Corporate storage company Nasuni is using the time-honored technique of white paper scare tactics to try to roll back the inexorable adoption of Dropbox in the enterprise. In a report entitled Shadow IT in the Enterprise, the company collates some interesting stats:
One out of five of 1,300 business users surveyed said they use the consumer file-sync-and-share system [Dropbox] with work documents, according to new research by Nasuni, an enterprise storage management company. And, half of those Dropbox users do this even though they know it’s against the rules.
The most blatant offenders are near the top of the corporate heap — VPs and directors are most likely to use Dropbox despite the documented risks and despite corporate edicts. C-level and other execs are the people who brought their personal iPads and iPhones into the office in the first place and demanded they be supported.
These findings should not be news to anyone who’s been paying attention. Dropbox, the popular service that consumers use to store and share photos, files and other documents, has become the proxy for “shadow IT” — technology that comes inside a corporation but is beyond the control and tracking of corporate IT departments.
The fear mongering — this is insecure, what happens when people leave the firm, etc. — won’t work, and for a few simple reasons:
- Dropbox fills a fundamental gap that even modern operating systems like iOS and Android share, which is synchronization of files across a range of devices. Yes, corporate solutions can work the same way, but increasingly, the devices are owned by the workforce, and used for many purposes.
- Dropbox integrates with a wide range of other apps, such as work media and task management tools. Sharing files is not an end in itself, but generally is an aspect of a larger activity or business process.
- Perhaps the most important economic driver of Dropbox adoption: the proportion of freelance workers involved in today’s economy is growing, and has been projected to be the source of over 50% of all professional work performed. These ronin are not outfitted by corporate IT, but they are actively doing work that is critical to the business, and they can easily share the outputs of their efforts via Dropbox.
There are a large number of risks that business is confronted by today, and while some documents may contain information that is so sensitive that its disclosure could be significant, the great majority of files don’t fall into that category.
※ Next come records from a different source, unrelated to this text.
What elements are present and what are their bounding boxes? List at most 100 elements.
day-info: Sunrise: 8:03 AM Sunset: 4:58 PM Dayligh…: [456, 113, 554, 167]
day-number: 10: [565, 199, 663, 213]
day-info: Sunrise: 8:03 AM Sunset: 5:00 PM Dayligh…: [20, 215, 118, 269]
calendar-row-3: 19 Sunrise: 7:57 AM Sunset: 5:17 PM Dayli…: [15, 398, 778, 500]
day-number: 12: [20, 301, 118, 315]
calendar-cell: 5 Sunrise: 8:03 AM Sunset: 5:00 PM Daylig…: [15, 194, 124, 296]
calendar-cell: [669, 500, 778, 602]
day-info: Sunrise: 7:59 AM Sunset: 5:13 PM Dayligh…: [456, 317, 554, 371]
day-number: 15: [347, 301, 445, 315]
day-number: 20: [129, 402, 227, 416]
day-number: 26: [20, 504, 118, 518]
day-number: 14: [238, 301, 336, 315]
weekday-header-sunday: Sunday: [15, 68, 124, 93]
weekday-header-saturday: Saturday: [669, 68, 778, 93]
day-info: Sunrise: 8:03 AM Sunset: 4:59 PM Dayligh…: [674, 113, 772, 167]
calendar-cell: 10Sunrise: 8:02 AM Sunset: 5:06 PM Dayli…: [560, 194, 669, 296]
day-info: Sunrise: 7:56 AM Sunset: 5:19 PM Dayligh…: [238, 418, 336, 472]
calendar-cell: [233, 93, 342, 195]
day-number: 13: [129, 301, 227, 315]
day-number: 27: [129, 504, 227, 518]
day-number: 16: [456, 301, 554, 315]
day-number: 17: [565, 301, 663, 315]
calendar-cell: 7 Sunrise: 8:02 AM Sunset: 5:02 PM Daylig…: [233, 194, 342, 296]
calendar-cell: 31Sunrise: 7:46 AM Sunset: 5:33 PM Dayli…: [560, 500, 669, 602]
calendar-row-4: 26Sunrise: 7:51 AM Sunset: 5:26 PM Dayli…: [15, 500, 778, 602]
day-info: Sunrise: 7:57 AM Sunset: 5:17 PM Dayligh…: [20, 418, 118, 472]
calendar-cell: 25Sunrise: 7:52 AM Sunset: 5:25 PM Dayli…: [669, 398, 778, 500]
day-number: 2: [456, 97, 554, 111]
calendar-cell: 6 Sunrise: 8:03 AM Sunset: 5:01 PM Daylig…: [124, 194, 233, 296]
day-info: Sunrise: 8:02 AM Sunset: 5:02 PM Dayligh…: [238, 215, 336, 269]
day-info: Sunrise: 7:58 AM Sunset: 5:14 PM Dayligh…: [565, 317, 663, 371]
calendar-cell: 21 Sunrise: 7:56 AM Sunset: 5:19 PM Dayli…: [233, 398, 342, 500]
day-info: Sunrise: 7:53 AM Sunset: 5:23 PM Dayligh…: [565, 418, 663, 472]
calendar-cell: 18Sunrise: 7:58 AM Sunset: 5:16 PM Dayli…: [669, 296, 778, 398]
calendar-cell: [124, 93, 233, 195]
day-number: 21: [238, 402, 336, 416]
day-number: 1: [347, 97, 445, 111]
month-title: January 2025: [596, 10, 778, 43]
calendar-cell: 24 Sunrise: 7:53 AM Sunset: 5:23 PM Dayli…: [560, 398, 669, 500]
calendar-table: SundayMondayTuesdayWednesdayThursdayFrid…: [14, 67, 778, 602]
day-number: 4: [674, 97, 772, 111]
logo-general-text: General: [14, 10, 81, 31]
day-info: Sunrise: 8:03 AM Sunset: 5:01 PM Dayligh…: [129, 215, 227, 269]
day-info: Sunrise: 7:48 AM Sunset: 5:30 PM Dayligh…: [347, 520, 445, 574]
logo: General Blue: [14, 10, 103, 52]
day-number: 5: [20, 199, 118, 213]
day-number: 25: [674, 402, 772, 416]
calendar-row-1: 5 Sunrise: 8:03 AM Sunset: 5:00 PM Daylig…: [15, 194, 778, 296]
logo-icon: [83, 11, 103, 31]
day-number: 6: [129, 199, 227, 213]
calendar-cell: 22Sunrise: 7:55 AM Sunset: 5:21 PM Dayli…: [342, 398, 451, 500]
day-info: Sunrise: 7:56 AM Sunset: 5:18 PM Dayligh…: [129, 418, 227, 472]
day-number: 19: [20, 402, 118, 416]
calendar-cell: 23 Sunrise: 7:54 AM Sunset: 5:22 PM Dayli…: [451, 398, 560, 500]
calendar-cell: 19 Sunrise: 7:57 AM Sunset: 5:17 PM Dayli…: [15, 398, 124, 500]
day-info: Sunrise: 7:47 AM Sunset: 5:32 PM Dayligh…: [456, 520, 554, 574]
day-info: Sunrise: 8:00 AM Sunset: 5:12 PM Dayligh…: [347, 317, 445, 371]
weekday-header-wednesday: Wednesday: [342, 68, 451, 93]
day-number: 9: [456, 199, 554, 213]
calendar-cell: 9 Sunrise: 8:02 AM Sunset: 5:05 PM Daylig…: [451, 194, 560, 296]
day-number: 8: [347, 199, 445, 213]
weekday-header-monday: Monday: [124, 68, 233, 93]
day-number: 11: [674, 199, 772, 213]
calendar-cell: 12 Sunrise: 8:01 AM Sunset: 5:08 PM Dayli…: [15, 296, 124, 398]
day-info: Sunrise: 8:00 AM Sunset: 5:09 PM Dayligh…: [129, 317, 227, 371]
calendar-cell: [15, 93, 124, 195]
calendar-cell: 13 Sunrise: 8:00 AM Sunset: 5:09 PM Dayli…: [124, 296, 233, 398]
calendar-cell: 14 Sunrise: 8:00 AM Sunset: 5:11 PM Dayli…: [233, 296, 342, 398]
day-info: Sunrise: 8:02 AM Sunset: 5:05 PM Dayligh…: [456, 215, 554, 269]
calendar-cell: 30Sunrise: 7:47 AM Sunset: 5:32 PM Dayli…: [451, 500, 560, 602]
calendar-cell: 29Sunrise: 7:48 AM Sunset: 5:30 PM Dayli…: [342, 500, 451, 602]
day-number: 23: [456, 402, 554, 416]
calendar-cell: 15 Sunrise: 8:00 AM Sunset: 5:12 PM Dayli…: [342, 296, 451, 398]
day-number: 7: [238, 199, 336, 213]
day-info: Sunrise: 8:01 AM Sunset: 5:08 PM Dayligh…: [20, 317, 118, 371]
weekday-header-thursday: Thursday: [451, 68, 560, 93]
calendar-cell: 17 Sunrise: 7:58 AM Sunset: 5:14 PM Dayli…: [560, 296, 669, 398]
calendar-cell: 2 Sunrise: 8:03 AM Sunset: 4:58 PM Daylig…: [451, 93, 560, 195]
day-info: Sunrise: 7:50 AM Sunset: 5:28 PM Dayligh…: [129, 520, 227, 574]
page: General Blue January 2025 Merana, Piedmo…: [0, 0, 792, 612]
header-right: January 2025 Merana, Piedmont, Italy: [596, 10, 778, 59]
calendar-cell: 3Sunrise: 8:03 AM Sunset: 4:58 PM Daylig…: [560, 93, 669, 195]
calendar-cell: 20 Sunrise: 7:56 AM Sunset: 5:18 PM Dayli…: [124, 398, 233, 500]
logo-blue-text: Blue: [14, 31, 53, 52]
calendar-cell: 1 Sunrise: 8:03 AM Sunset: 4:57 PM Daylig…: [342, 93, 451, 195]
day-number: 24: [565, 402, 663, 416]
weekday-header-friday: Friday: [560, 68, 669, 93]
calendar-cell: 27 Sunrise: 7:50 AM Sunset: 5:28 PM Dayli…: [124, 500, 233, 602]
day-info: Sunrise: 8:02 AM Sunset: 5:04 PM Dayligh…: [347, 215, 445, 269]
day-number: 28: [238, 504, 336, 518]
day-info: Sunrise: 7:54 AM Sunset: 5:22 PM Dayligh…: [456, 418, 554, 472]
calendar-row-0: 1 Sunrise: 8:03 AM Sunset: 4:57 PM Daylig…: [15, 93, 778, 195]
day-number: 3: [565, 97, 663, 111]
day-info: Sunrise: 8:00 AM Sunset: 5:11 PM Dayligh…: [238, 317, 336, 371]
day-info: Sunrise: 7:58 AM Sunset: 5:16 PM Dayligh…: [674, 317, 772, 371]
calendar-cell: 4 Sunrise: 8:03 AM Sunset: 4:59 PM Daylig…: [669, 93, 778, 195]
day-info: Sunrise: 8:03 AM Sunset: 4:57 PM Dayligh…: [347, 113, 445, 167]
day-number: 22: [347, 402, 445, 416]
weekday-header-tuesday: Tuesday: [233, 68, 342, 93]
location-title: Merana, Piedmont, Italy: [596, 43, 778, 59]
The larger risks to business are issues like agility, time-to-market, and lowering costs: adaptations that increasingly lead to outsourcing work. As I wrote in the recently released Work Media Sector Roadmap:
More and more creative and professional work is being outsourced, and more workers now work remotely or from many locations at different times and with geographically dispersed teams. Looking at this from a sociological viewpoint, work is increasingly being performed by people cooperating in relatively short-term work relationships, contrasted with the longer-lived work relationships of earlier decades. The length of jobs, projects, and assignments seems to be shortening, and nearly all professionals will say that the basic tempo of work seems to be accelerating. This puts a premium on fast-twitch response, a heightened importance on being able to switch gears individually and organizationally, and the ability to keep a situational awareness of all the projects that make up our workscapes. Obviously, people will gravitate to software tools that help them deal with this world of work situations that are accelerated but looser, as well as tools that help them get up to speed on new projects as quickly as possible.
This is clearly a higher priority than the marginal issue of securing every marketing report, or sales deck.